The other part is, how do you explore the options? I had no idea of some of the options in my region. I thought, “Okay, I’ve got flame cremation, I’m kind of done.” And the reality is that our directives are evolving based on the options available to us, based on us as people, what we need based on the people in our lives who will have to take care of that decision. It’s asking the questions, based on where you are geographically, and that starts with knowing, “Here are some of the options.”

ENS: Desmond Tutu’s death highlighted aquamation. It seems that many environmentally friendly options aren’t widely known or understood. Is that what you’ve found?

McDuff: I think the funeral industry does have some investment in keeping things the way they are. But innovative funeral homes are going to be willing to collaborate with people who want more green options. I’ve witnessed funerals where there’s no funeral home even involved, but I think what will probably happen is more of a hybrid model.

ENS: What did you decide, ultimately?

McDuff: Well, I had to decide, and I did decide, and that’s kind of the tension in the book: “What’s the final decision going to be?” And so I just haven’t told people. Because you have to read the book. So I’m not answering your question intentionally.

ENS: “Our Last Best Act” has been out since December. How have your students reacted to what they’re learning from you about burial options?

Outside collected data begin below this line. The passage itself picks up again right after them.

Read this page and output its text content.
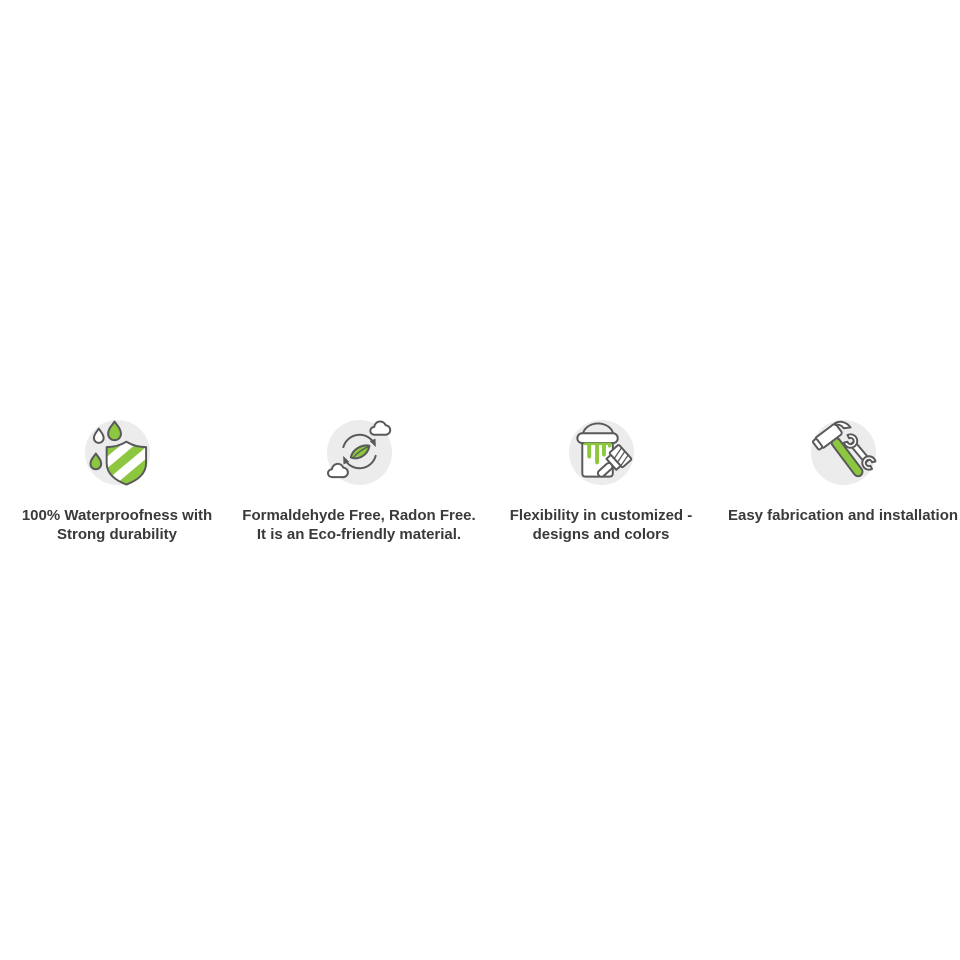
100% Waterproofness with
Strong durability
Formaldehyde Free, Radon Free.
It is an Eco-friendly material.
Flexibility in customized -
designs and colors
Easy fabrication and installation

McDuff: Most of them had never been to either a conservation burial ground or the cemetery on the Warren Wilson campus–I didn’t know where it was until I started to write this book, and I had been here for 20 years. For the conservation cemetery, a lot of them have this idea, “I just never thought about if there was any relationship between how we treat our bodies at the end of our lives and how we treat the land.” And for the Warren Wilson Cemetery, their reaction is often, “Wow, all the names of the buildings on campus, here are the headstones of people who are buried here.” So [they get] that connection to place and to land, and that they’re a part of something bigger. So it felt profound to me.

ENS: We don’t have great entry points for conversations about death, so what happens when you show up and start talking about your story?

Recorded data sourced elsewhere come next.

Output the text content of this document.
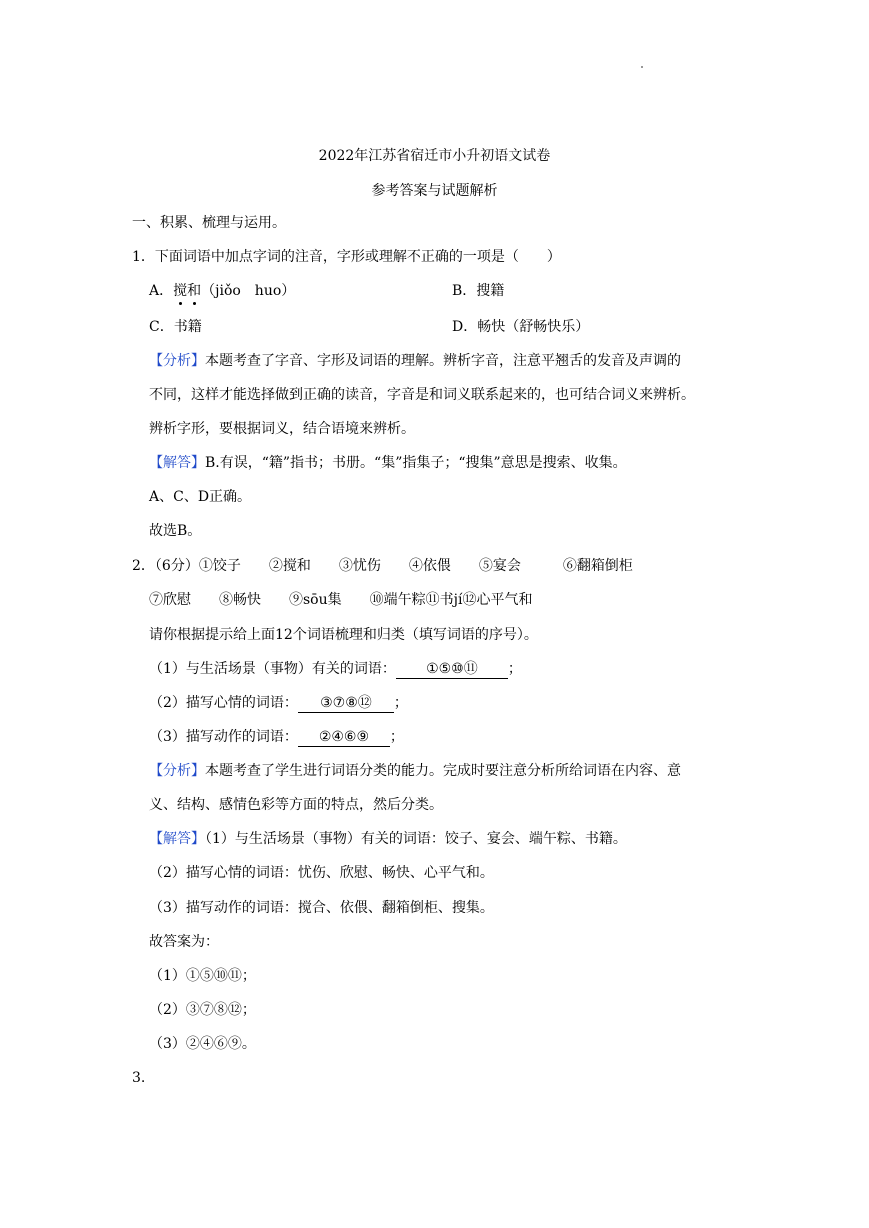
2022年江苏省宿迁市小升初语文试卷
参考答案与试题解析
一、积累、梳理与运用。
1．下面词语中加点字词的注音，字形或理解不正确的一项是（　　）
A．搅和（jiǒo　huo）	B．搜籍
C．书籍	D．畅快（舒畅快乐）
【分析】本题考查了字音、字形及词语的理解。辨析字音，注意平翘舌的发音及声调的
不同，这样才能选择做到正确的读音，字音是和词义联系起来的，也可结合词义来辨析。
辨析字形，要根据词义，结合语境来辨析。
【解答】B.有误，“籍”指书；书册。“集”指集子；“搜集”意思是搜索、收集。
A、C、D正确。
故选B。
2．（6分）①饺子　　②搅和　　③忧伤　　④依偎　　⑤宴会　　　⑥翻箱倒柜
⑦欣慰　　⑧畅快　　⑨sōu集　　⑩端午粽⑪书jí⑫心平气和
请你根据提示给上面12个词语梳理和归类（填写词语的序号）。
（1）与生活场景（事物）有关的词语： ①⑤⑩⑪ ；
（2）描写心情的词语： ③⑦⑧⑫ ；
（3）描写动作的词语： ②④⑥⑨ ；
【分析】本题考查了学生进行词语分类的能力。完成时要注意分析所给词语在内容、意
义、结构、感情色彩等方面的特点，然后分类。
【解答】（1）与生活场景（事物）有关的词语：饺子、宴会、端午粽、书籍。
（2）描写心情的词语：忧伤、欣慰、畅快、心平气和。
（3）描写动作的词语：搅合、依偎、翻箱倒柜、搜集。
故答案为：
（1）①⑤⑩⑪；
（2）③⑦⑧⑫；
（3）②④⑥⑨。
3.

McDuff: The bigger issue to me was not that we’re uncomfortable talking about death, but [that] we don’t have the spaces to talk about it. But we don’t have to wait for anybody to create the spaces for us. For me it was as easy as, “Look, this is what I discovered today,” or, “What’s your plan for your body after you die?” And a lot of people, even people who you’d think would have everything buttoned up and in order, like faith leaders—everybody’s human, and it’s easy to think about the options, and documenting them is a step that some people haven’t taken.

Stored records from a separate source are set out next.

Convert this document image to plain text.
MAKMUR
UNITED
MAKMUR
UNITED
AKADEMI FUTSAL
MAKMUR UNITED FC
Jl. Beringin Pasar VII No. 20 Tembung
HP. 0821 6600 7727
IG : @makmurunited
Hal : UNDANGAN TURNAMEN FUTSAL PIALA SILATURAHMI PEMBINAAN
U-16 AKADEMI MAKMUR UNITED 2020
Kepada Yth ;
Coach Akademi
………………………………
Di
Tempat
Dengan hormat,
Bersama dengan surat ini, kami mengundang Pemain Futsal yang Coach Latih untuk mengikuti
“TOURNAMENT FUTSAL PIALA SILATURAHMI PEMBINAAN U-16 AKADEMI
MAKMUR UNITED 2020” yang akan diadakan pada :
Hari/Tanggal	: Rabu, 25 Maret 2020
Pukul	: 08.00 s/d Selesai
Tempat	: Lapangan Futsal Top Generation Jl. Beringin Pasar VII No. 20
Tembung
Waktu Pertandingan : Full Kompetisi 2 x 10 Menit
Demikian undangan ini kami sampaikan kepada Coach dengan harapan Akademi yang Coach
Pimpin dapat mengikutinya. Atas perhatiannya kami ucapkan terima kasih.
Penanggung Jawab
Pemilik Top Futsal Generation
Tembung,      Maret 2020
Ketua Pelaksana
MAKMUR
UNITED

ENS: How did researching and writing “Our Last Best Act,” apart from altering your burial plans, change you?

McDuff: It’s been transformative. It’s an overused word, and it’s not just writing the book, but also writing essays about my parents–it’s changed me in two ways. I’ve realized that simply continuing to write about my parents has been my way of carrying their love in my body, and carrying their stories to my children. The second way that it’s changed me is in opening spaces to talk about death at a very vulnerable time with the pandemic, and now there’s a war unfolding, too. A lot of us have spent these past two years in fear of COVID; there’s no one I know for whom death, or the possibility of death, has not touched them. To have the opportunity to talk about death with people is a real honor. We all can talk about death and this has made me realize it’s not actually that hard.

– Heather Beasley Doyle is a freelance journalist, writer and editor based in Massachusetts.